Pagination - This means one page is continuing from another.
Canonical - This means both pages are the same, but one is the official version.
In the event that two pages do not have any of these tags to show the relation between them, then they are considered bad duplicates. In order to make them good duplicates, usually using a canonical to show the relation between them is used.
Ahrefs is quite advanced when it comes to grouping good duplicates -
- Two pages are part of the same group if they have the same canonical (no canonical is considered self-canonical).
- Two pages are part of the same group if they have the same hreflang.
- Two pages are part of the same group if they have the same pagination.

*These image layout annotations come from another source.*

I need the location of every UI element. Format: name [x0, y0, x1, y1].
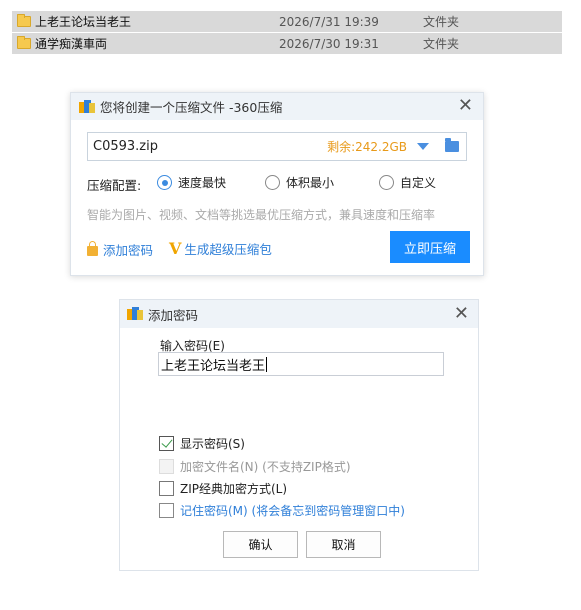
folder-icon [17, 14, 31, 27]
compress-dialog-titlebar[interactable]: 您将创建一个压缩文件 -360压缩 [71, 93, 483, 120]
radio-selected-icon [157, 175, 172, 190]
zip-classic-encryption-checkbox[interactable]: ZIP经典加密方式(L) [159, 480, 287, 497]
file-type: 文件夹 [423, 15, 460, 29]
checkbox-icon [159, 503, 174, 518]
browse-folder-icon[interactable] [445, 138, 459, 152]
checkbox-label: 记住密码(M) (将会备忘到密码管理窗口中) [180, 504, 405, 518]
file-name: 通学痴漢車両 [35, 37, 108, 51]
screen: 上老王论坛当老王 2026/7/31 19:39 文件夹 通学痴漢車両 2026… [0, 0, 581, 610]
360zip-app-icon [79, 99, 95, 114]
radio-label: 速度最快 [178, 176, 227, 190]
checkbox-icon [159, 459, 174, 474]
checkbox-label: 显示密码(S) [180, 437, 245, 451]
password-input[interactable]: 上老王论坛当老王 [158, 352, 444, 376]
radio-smallest[interactable]: 体积最小 [265, 174, 334, 191]
compress-config: 压缩配置: [87, 175, 141, 194]
compress-dialog-title: 您将创建一个压缩文件 -360压缩 [100, 100, 283, 115]
config-label: 压缩配置: [87, 178, 142, 193]
checkbox-checked-icon [159, 436, 174, 451]
password-dialog-titlebar[interactable]: 添加密码 [120, 300, 478, 328]
password-dialog-title: 添加密码 [148, 307, 199, 323]
add-password-link[interactable]: 添加密码 [87, 240, 153, 259]
compress-hint: 智能为图片、视频、文档等挑选最优压缩方式，兼具速度和压缩率 [87, 208, 436, 222]
file-name: 上老王论坛当老王 [35, 15, 132, 29]
remember-password-checkbox[interactable]: 记住密码(M) (将会备忘到密码管理窗口中) [159, 502, 405, 519]
file-date: 2026/7/31 19:39 [279, 14, 379, 29]
360zip-app-icon [127, 307, 143, 321]
compress-now-button[interactable]: 立即压缩 [390, 231, 470, 263]
confirm-button[interactable]: 确认 [223, 531, 298, 558]
compress-dialog: 您将创建一个压缩文件 -360压缩 ✕ C0593.zip 剩余:242.2GB… [70, 92, 484, 276]
super-zip-link[interactable]: V 生成超级压缩包 [169, 239, 272, 258]
folder-icon [17, 36, 31, 49]
radio-icon [265, 175, 280, 190]
free-space-label: 剩余:242.2GB [327, 140, 407, 154]
v-badge-icon: V [169, 239, 182, 258]
super-zip-label: 生成超级压缩包 [184, 242, 272, 257]
checkbox-label: ZIP经典加密方式(L) [180, 482, 288, 496]
file-row[interactable]: 通学痴漢車両 2026/7/30 19:31 文件夹 [12, 33, 562, 54]
lock-icon [87, 241, 98, 256]
radio-icon [379, 175, 394, 190]
output-filename: C0593.zip [93, 139, 158, 154]
radio-label: 体积最小 [286, 176, 335, 190]
radio-custom[interactable]: 自定义 [379, 174, 436, 191]
close-icon[interactable]: ✕ [454, 305, 469, 323]
file-date: 2026/7/30 19:31 [279, 36, 379, 51]
close-icon[interactable]: ✕ [458, 97, 473, 115]
radio-label: 自定义 [400, 176, 437, 190]
checkbox-label: 加密文件名(N) (不支持ZIP格式) [180, 460, 351, 474]
dropdown-arrow-icon[interactable] [417, 143, 429, 150]
file-type: 文件夹 [423, 37, 460, 51]
encrypt-filename-checkbox: 加密文件名(N) (不支持ZIP格式) [159, 458, 351, 475]
text-caret [266, 356, 268, 372]
checkbox-icon [159, 481, 174, 496]
show-password-checkbox[interactable]: 显示密码(S) [159, 435, 245, 452]
radio-fastest[interactable]: 速度最快 [157, 174, 226, 191]
cancel-button[interactable]: 取消 [306, 531, 381, 558]
add-password-label: 添加密码 [103, 243, 154, 258]
password-dialog: 添加密码 ✕ 输入密码(E) 上老王论坛当老王 显示密码(S) 加密文件名(N)… [119, 299, 479, 571]
output-path-field[interactable]: C0593.zip 剩余:242.2GB [87, 132, 467, 161]
password-value: 上老王论坛当老王 [161, 358, 266, 374]
file-row[interactable]: 上老王论坛当老王 2026/7/31 19:39 文件夹 [12, 11, 562, 32]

So in essence, take for example - if page "A" has the same canonical as page "B", and page "C" has a different canonical (but same hreflang as page "A"); then pages "A", "B" and "C" are part of the same group.
Upon completion of your site audit, in the Overview you will notice a horizontal bar graph portraying "HTML tags & content" (as pictured in the image below).
You may wonder what are "good" and "bad" duplicates; and ask yourself, "aren't all duplicates bad?"
Good Duplicates - These are pages that have the same content, but are made clear by using canonical, pagination, or hreflang tags.
Bad Duplicates - These are pages that are duplicates and do not have canonical or hreflang or pagination tags to show that they are the same content; OR they do have these tags (canonical or hreflang or pagination) but to different canonical versions - making them duplicates still.